We also went to the transportation exhibit where there was a model of the city of Chicago with working trains, and Alex got to sit in a Combine.

nazi uboat

seriously?! wth is with the guns?
and that hair... and back fat..

aviation through the ages

skyline miniature with giant girl in red skirt scaling the sears tower

that time the science museum fixed a missing bathroom stall leg

approximately the 100th starbucks spotted in two days

fun with science

time passes
we got to shake our asses

Lady Dispenser aghast at the happenings in the loo 

We rounded out the day at Navy Pier noshing at Bubba Gump, gazing at a gorgeous Tiffany windows display and telling our troubles to the good Dr. Bob Hartley, aka Bob Newhart. Okay, so that was just me.

dude stole my shirt

waitstaff cues

it's shrimpTASTIC!

just in case you were wondering...

tiffany at his finest
(photo by gina)

****for far better photos, please peruse Alex's collection here.

On the Orange line to Midway to catch our plane home, Alex had an interesting encounter with a rider who seemed a little baked. At first he was spouting some political BS, then this happened.

Guy: Where you going?

Alex: Pittsburgh

Guy: Pittsburgh??!? Why you want to go there?

Alex: Um... it's where I live.

Guy, gazing out the window: Looks like it's going to rain.
(beat beat)
A lot of people are going to die tonight.
*doors open. he walks out.

Alex to me: Well, that got a dark.

Welcome to the crazy ass world of city living.

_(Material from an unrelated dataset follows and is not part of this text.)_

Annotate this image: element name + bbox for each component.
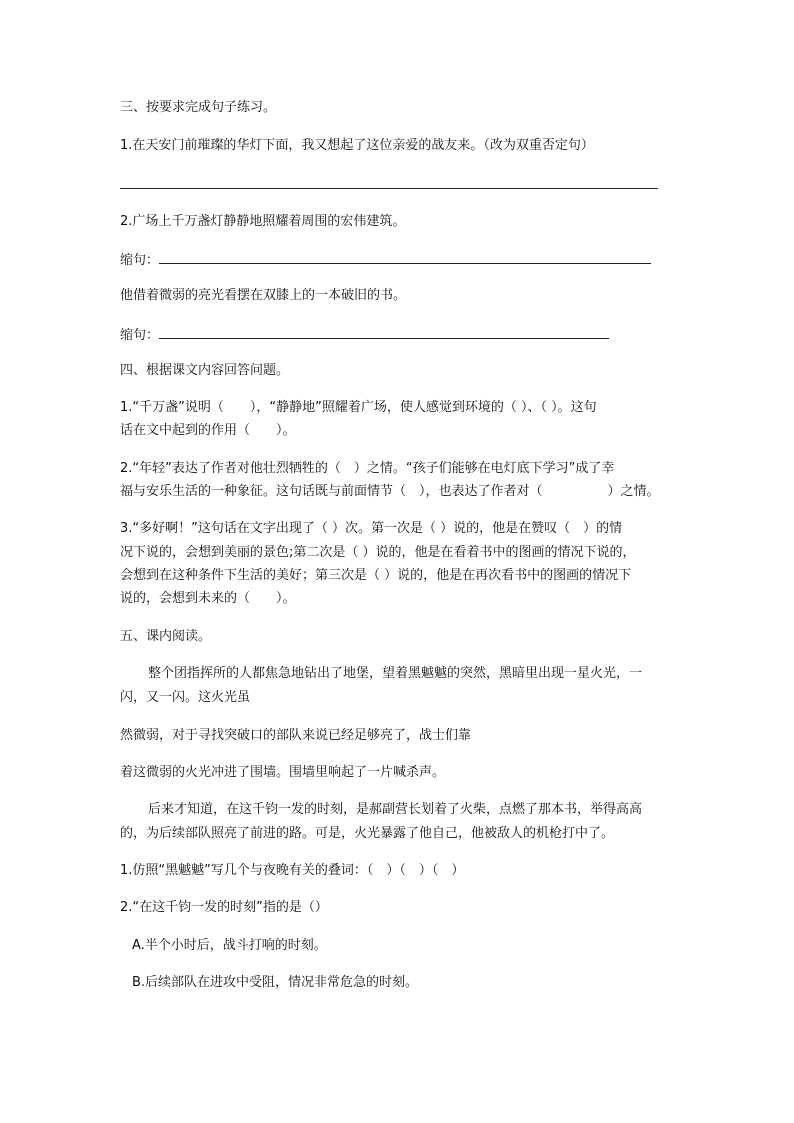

After standing in a ridiculously long security line at Midway, our plane was an hour late leaving. The pilot decided to make up some time by shortening a 75 minute flight to 58 minutes. He kept his word. When we landed at Pittsburgh International, he continued to put the pedal to the metal. Instead of the usual sloth-like taxi to the gate, this guy BOOKED! I mean, he was SCREAMING down the tarmac. I fully expected him to pull a stunt man move and do a hard 90 degree turn into the gate tipped up on one wheel.

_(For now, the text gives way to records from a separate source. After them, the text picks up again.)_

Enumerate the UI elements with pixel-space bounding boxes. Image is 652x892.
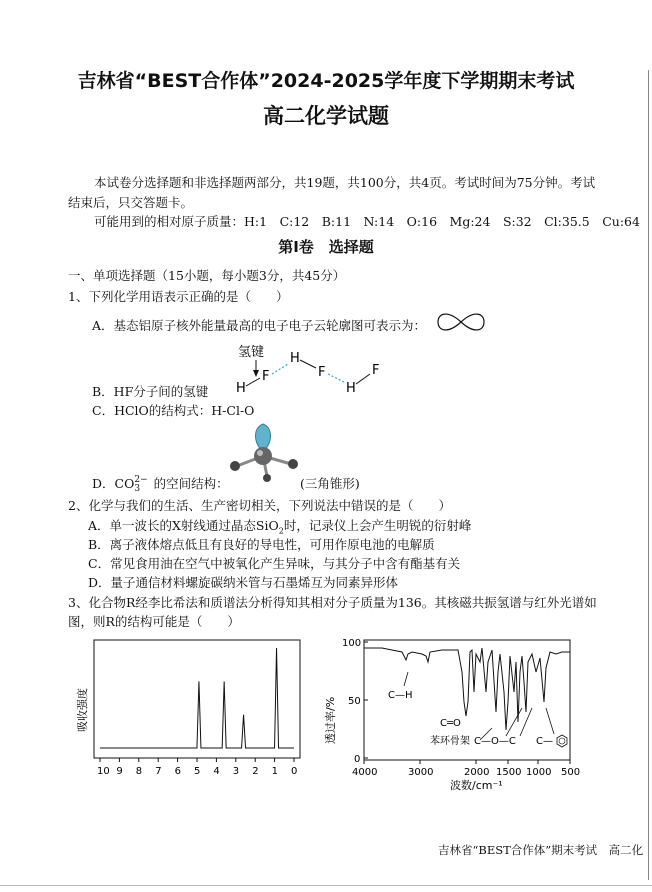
q2-stem: 2、化学与我们的生活、生产密切相关，下列说法中错误的是（ ） [68, 498, 451, 513]
p-orbital-diagram [436, 310, 486, 334]
intro-line-2: 结束后，只交答题卡。 [68, 195, 194, 210]
page-footer: 吉林省“BEST合作体”期末考试 高二化 [438, 843, 644, 857]
nmr-tick-label: 4 [213, 766, 220, 777]
ir-ytick-label: 100 [342, 638, 362, 649]
q1-option-d [92, 474, 229, 493]
exam-subject-title: 高二化学试题 [263, 104, 389, 128]
benzene-ring-icon [557, 735, 567, 747]
ir-annotation-co: C═O [440, 718, 461, 729]
q1-stem: 1、下列化学用语表示正确的是（ ） [68, 289, 289, 304]
q2-a-post: 时，记录仪上会产生明锐的衍射峰 [283, 518, 472, 533]
part-heading: 一、单项选择题（15小题，每小题3分，共45分） [68, 268, 346, 283]
hf-atom-h2: H [290, 351, 300, 366]
ir-xtick-label: 3000 [408, 767, 434, 778]
q1-d-prefix: D． [92, 476, 115, 491]
q1-d-note: (三角锥形) [300, 476, 360, 491]
page-bottom-line [0, 885, 652, 886]
ir-xtick-label: 1000 [526, 767, 552, 778]
nmr-baseline-trace [100, 648, 294, 748]
ir-xtick-label: 2000 [464, 767, 490, 778]
q1-d-subscript: 3 [134, 483, 141, 494]
ir-xtick-label: 4000 [352, 767, 378, 778]
nmr-ylabel: 吸收强度 [76, 688, 89, 732]
q1-option-b: B．HF分子间的氢键 [92, 384, 209, 399]
ir-ytick-label: 50 [348, 696, 361, 707]
page-edge-line [648, 70, 649, 880]
q2-option-c: C．常见食用油在空气中被氧化产生异味，与其分子中含有酯基有关 [88, 556, 461, 571]
nmr-tick-label: 2 [252, 766, 259, 777]
nmr-tick-label: 5 [194, 766, 201, 777]
nmr-tick-label: 8 [135, 766, 143, 777]
section-title: 第Ⅰ卷 选择题 [278, 238, 374, 256]
ir-spectrum-chart [322, 632, 582, 792]
hf-atom-h3: H [346, 381, 356, 396]
q1-option-c: C．HClO的结构式：H-Cl-O [92, 403, 255, 418]
intro-line-1: 本试卷分选择题和非选择题两部分，共19题，共100分，共4页。考试时间为75分钟。考试 [94, 175, 596, 190]
ir-xtick-label: 500 [561, 767, 581, 778]
hf-atom-f2: F [318, 365, 326, 380]
nmr-spectrum-chart [72, 632, 312, 782]
hydrogen-bond-label: 氢键 [238, 345, 265, 360]
ir-annotation-cph: C— [536, 736, 553, 747]
q1-d-ion: CO [114, 476, 135, 491]
nmr-tick-label: 1 [271, 766, 278, 777]
ir-annotation-ch: C—H [388, 690, 413, 701]
q3-stem-line-1: 3、化合物R经李比希法和质谱法分析得知其相对分子质量为136。其核磁共振氢谱与红外光谱如 [68, 595, 597, 610]
q1-option-a: A．基态铝原子核外能量最高的电子电子云轮廓图可表示为： [92, 318, 427, 333]
benzene-ring-inner [559, 738, 565, 744]
nmr-tick-label: 7 [155, 766, 162, 777]
q3-stem-line-2: 图，则R的结构可能是（ ） [68, 614, 240, 629]
ir-xtick-label: 1500 [496, 767, 522, 778]
ir-annotation-ring: 苯环骨架 [430, 736, 470, 747]
hf-hydrogen-bond-diagram [230, 340, 400, 400]
q2-a-sub: 2 [278, 526, 284, 536]
hf-atom-f1: F [262, 369, 270, 384]
q1-d-suffix: 的空间结构： [153, 476, 229, 491]
exam-title: 吉林省“BEST合作体”2024-2025学年度下学期期末考试 [77, 70, 575, 92]
nmr-tick-label: 3 [232, 766, 240, 777]
nmr-tick-label: 0 [291, 766, 298, 777]
ir-annotation-coc: C—O—C [474, 736, 516, 747]
ir-ylabel: 透过率/% [324, 696, 337, 744]
q2-option-b: B．离子液体熔点低且有良好的导电性，可用作原电池的电解质 [88, 537, 435, 552]
nmr-tick-label: 6 [174, 766, 181, 777]
ir-transmittance-trace [364, 648, 570, 730]
q1-d-charge: 2− [134, 475, 148, 486]
hf-atom-f3: F [372, 363, 380, 378]
q2-option-d: D．量子通信材料螺旋碳纳米管与石墨烯互为同素异形体 [88, 575, 399, 590]
ir-ytick-label: 0 [354, 754, 361, 765]
trigonal-pyramid-model [225, 420, 305, 482]
q2-option-a [88, 516, 471, 536]
nmr-tick-label: 10 [97, 766, 110, 777]
atomic-masses: 可能用到的相对原子质量：H:1 C:12 B:11 N:14 O:16 Mg:24 S:32 Cl:35.5 Cu:64 [94, 214, 640, 229]
nmr-tick-label: 9 [116, 766, 123, 777]
q2-a-pre: A．单一波长的X射线通过晶态SiO [88, 518, 279, 533]
hf-atom-h1: H [236, 381, 246, 396]
ir-xlabel: 波数/cm⁻¹ [450, 779, 503, 792]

Welcome to P-Burgh, MOFOs!! Now get OUT OF MY GD PLANE!

Either he had a ton of money riding on his arrival time or he had to pee. BAD. Whatever. He shaved off a good 30 minutes which makes him aces in my book.

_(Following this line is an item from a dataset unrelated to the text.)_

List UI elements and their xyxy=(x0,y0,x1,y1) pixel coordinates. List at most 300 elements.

Which carbon dates me to the Jurassic era.

Side Notes:

There are Starbucks EVERY-FUCKING-WHERE. It became a joke with us. "Oh, hey look. A Starbucks. I was wondering if there might be one here."

Before The El closes its doors, there is a church chime that plays. We started crossing ourselves when the chime rang. With an average of eight stops per ride, there was a crap-ton of crossing going on during the 30 minute ride.

There is "no guns" signage posted in subway entrances, ticket windows, museums, roving dingos.

There is no garbage on the city streets. NONE. NADA. NEGATORY. After the fire in 1871, the city was rebuilt on three levels, street, through traffic on the second level and garbage collection and trains relegated to the third level. Brilliant.

Everyone is so fucking kind. CTA workers, passersby, the homeless guy on the street who was quick with directions to a tourist hot spot.

Dear woman on the Metra using your iPhone to apply eyeliner while talking via your earphones. The train is NOT the place to liberally apply cream to your gnarly hooves.

It is SO great traveling with a tech-savvy teen. He figured out all of the transportation (except the Uber. I had him on the Uber thang) and found us places to eat. I should start a Rent-A-Techy Teen business for us oldsters. That'd be gold, Jerry! GOLD!

Well, that was our Planes, Trains and Ubermobile adventure. I can't tell you the indescribable joy it brought me to watch Alex absorb every new experience. Seeing his happiness made my heart fuller than I ever imagined. He's such a great kid: kind, whip-smart, open minded, full of hope and optimism. I'm so proud of him and his accomplishments so far in his young life. No matter where his journey takes him, we will always have this little adventure to connect us for all time.

I hope our three little days in Chicago will inspire Alex to stay curious, keep pushing the boundaries of his comfort zone and embrace the world as his playground.

No go forth and rock that college thang, Boo!